Balıklı Rum Hastanesi sahte reçete olayında 5 şüphelinin kamu davası süreci ve gelişmeleri kısa özetle anlatılıyor.

Balıklı Rum Hastanesi Vakfı İktisadi İşletmesi ve ilgili kurumlar hakkında, kişisel verilerin izinsiz elde edilmesi ve sahte reçeteler üzerinden SGK’ya zarar verildiğine dair iddiaları kapsayan bir dava açıldı. Şüpheliler arasında hastanenin doktor, sekreter ve diğer çalışanları ile bazı bağlantılı kişiler bulunuyor.
İddianamede, hastanede görevli bazı çalışanların kimlik kontrolü yapmadan hastaları muayene edip resmi evrak düzenledikleri, bu kayıtlar üzerinden yeşil ve kırmızı reçeteler hazırlanarak kamu kurumlarına zarar verildiği ileri sürülüyor.
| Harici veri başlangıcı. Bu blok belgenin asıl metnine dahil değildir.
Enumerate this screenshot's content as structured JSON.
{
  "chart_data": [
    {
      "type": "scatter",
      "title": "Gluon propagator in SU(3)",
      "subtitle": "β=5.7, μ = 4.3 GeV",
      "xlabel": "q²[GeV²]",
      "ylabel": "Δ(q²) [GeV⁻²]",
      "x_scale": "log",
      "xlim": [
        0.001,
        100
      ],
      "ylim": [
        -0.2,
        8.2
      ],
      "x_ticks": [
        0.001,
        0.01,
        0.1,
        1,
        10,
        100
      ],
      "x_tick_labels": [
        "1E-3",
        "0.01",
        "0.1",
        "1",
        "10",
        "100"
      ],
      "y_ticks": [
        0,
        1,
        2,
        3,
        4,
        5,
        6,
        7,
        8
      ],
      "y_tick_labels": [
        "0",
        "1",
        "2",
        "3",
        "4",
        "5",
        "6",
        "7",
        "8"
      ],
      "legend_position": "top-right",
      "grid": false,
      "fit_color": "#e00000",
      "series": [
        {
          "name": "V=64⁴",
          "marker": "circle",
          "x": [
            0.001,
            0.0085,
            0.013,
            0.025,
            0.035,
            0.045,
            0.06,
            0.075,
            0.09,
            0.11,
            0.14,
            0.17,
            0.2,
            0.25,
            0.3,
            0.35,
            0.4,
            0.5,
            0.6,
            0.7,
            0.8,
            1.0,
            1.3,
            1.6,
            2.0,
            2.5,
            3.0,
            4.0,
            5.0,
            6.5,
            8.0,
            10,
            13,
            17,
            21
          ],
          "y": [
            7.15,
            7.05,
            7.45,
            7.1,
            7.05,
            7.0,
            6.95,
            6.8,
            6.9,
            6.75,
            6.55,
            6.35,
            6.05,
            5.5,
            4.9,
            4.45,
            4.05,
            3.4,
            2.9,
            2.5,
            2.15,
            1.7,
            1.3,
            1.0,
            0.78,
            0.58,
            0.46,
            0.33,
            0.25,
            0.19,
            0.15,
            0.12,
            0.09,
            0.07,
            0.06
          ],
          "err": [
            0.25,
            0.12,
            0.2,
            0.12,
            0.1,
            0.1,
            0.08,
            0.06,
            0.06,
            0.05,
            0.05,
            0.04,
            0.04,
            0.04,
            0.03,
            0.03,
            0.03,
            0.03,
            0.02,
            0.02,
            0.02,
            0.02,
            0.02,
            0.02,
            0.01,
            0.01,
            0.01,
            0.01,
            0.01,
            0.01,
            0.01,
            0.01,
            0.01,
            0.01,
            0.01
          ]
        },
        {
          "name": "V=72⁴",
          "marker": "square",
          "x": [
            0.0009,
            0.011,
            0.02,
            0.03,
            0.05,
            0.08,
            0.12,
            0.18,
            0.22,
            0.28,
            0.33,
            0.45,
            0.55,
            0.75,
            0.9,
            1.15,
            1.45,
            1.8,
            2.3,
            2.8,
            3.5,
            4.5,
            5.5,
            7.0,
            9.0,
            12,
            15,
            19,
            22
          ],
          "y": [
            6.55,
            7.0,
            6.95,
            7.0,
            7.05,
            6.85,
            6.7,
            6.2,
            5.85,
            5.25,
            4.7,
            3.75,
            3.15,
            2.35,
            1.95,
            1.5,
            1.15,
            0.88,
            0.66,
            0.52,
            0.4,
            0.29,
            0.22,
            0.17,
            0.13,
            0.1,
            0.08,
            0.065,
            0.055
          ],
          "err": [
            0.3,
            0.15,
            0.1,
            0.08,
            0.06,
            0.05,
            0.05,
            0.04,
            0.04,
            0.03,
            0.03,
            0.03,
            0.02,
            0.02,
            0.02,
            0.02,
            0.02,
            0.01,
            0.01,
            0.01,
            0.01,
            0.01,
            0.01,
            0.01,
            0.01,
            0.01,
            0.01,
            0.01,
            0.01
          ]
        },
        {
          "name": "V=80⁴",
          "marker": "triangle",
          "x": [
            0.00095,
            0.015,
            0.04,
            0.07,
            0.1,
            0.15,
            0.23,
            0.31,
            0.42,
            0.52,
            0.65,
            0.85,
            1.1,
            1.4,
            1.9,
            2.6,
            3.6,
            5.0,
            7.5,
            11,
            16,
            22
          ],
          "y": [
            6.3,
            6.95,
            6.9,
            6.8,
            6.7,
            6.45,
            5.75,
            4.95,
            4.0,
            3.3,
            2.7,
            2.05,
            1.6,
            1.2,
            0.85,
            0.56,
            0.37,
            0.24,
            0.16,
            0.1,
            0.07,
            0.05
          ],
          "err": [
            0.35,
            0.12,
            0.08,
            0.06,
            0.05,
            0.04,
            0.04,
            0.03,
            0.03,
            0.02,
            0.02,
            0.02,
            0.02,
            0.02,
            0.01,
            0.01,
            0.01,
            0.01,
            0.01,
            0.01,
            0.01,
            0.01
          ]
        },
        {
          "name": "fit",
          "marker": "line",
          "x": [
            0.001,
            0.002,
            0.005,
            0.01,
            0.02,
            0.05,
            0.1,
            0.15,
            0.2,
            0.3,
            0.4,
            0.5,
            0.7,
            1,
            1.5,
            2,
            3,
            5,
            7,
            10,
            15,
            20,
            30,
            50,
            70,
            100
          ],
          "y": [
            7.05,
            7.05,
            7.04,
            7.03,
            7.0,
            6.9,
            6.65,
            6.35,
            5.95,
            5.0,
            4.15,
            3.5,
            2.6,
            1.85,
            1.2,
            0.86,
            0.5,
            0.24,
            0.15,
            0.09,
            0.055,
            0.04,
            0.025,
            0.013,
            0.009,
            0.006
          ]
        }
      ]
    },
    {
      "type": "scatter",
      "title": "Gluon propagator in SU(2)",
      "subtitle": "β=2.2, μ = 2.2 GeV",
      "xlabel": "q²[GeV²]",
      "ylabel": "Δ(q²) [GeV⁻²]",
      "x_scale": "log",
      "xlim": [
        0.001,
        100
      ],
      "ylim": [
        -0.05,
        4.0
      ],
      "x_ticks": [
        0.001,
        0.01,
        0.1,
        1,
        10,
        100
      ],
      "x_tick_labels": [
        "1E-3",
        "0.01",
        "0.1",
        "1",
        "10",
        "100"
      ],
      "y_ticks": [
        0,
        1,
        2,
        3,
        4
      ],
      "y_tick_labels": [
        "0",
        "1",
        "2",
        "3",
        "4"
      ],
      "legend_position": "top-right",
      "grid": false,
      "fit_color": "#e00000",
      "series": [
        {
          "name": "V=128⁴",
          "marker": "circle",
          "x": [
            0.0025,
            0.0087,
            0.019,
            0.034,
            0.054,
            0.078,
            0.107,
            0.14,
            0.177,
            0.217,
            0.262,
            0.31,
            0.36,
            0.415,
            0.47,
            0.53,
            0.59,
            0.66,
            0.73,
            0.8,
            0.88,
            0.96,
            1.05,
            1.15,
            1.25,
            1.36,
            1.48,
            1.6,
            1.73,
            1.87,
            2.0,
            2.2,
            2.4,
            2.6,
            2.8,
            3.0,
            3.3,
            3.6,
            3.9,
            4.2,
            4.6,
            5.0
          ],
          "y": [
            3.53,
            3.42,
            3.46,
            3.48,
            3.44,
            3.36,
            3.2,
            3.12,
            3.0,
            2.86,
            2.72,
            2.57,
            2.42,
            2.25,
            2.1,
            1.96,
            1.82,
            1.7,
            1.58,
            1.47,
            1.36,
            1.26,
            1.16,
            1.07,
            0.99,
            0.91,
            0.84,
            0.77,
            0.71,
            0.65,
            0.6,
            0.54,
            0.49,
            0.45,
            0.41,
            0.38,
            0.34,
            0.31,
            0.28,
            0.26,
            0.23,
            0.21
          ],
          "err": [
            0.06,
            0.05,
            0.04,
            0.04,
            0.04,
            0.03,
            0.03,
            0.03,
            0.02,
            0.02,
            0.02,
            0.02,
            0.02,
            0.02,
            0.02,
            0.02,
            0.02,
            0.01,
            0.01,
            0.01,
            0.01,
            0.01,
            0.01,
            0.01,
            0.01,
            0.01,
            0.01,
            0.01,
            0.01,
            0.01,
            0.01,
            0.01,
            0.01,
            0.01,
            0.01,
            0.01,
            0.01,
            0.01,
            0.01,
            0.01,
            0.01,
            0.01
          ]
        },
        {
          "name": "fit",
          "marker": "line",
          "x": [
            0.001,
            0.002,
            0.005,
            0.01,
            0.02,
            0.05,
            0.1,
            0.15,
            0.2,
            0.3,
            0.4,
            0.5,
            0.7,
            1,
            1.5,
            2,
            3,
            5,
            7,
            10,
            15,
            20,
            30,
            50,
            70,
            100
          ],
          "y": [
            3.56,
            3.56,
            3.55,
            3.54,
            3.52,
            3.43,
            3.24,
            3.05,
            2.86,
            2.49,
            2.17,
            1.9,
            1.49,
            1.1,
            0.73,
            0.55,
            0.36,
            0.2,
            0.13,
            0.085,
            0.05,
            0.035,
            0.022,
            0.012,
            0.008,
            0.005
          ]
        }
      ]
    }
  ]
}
Söz konusu durumun, hastaların gerçek kaydı olmaması ve sisteme giriş yapılmaması nedeniyle sigorta süreçlerinde sorun yaratması bağımlı olarak ifade ediliyor.
İddianamede ayrıca bazı hastaların adıyla sahte protokol numaraları kullanılarak reçete düzenlendiği ve bu işlemlerde dışarıdan temin edilen ilaçların SGK’ya faturalandırıldığı kaydedildi. “Sistem yoktur” denilerek hastanın sigortalı görünümüne sahip olmaması için zemin hazırlanması ve bu şekilde mali zararın ortaya çıkması durumu belirtiliyor.
İddianamede, ilgili sanıkların kamu görevi kapsamında resmi belgede sahteciliğe dönük eylemlerde bulunduğu, kişisel verileri hukuka aykırı olarak ele geçirme veya yayma suçlarına karıştıkları ve dolandırıcılık kapsamında kamu kurumlarına zarar verdikleri ifade ediliyor. Şüphelilerden bazıları için tutuklu, bazıları için ise tutuksuz veya firari durumlar söz konusu olduğu belirtilirken, dosyanın Bakırköy Ağır Ceza Mahkemesi’ne gönderildiği ve ilerleyen günlerde hâkim karşısına çıkacakları bildirildi.
Öne çıkan noktalar: Hastanede çalışan bazı kişiler tarafından resmi belgelere sahtecilik uygulanması, asıllarında olmayan protokol numaralarına yazılarak sahte reçeteler oluşturulması, ilaç temininde aracılık eden bağlı kişilerin süreçlere dahil olması ve SGK zararının ortaya konması süreçleri iddianamede ayrıntılarıyla yer alıyor.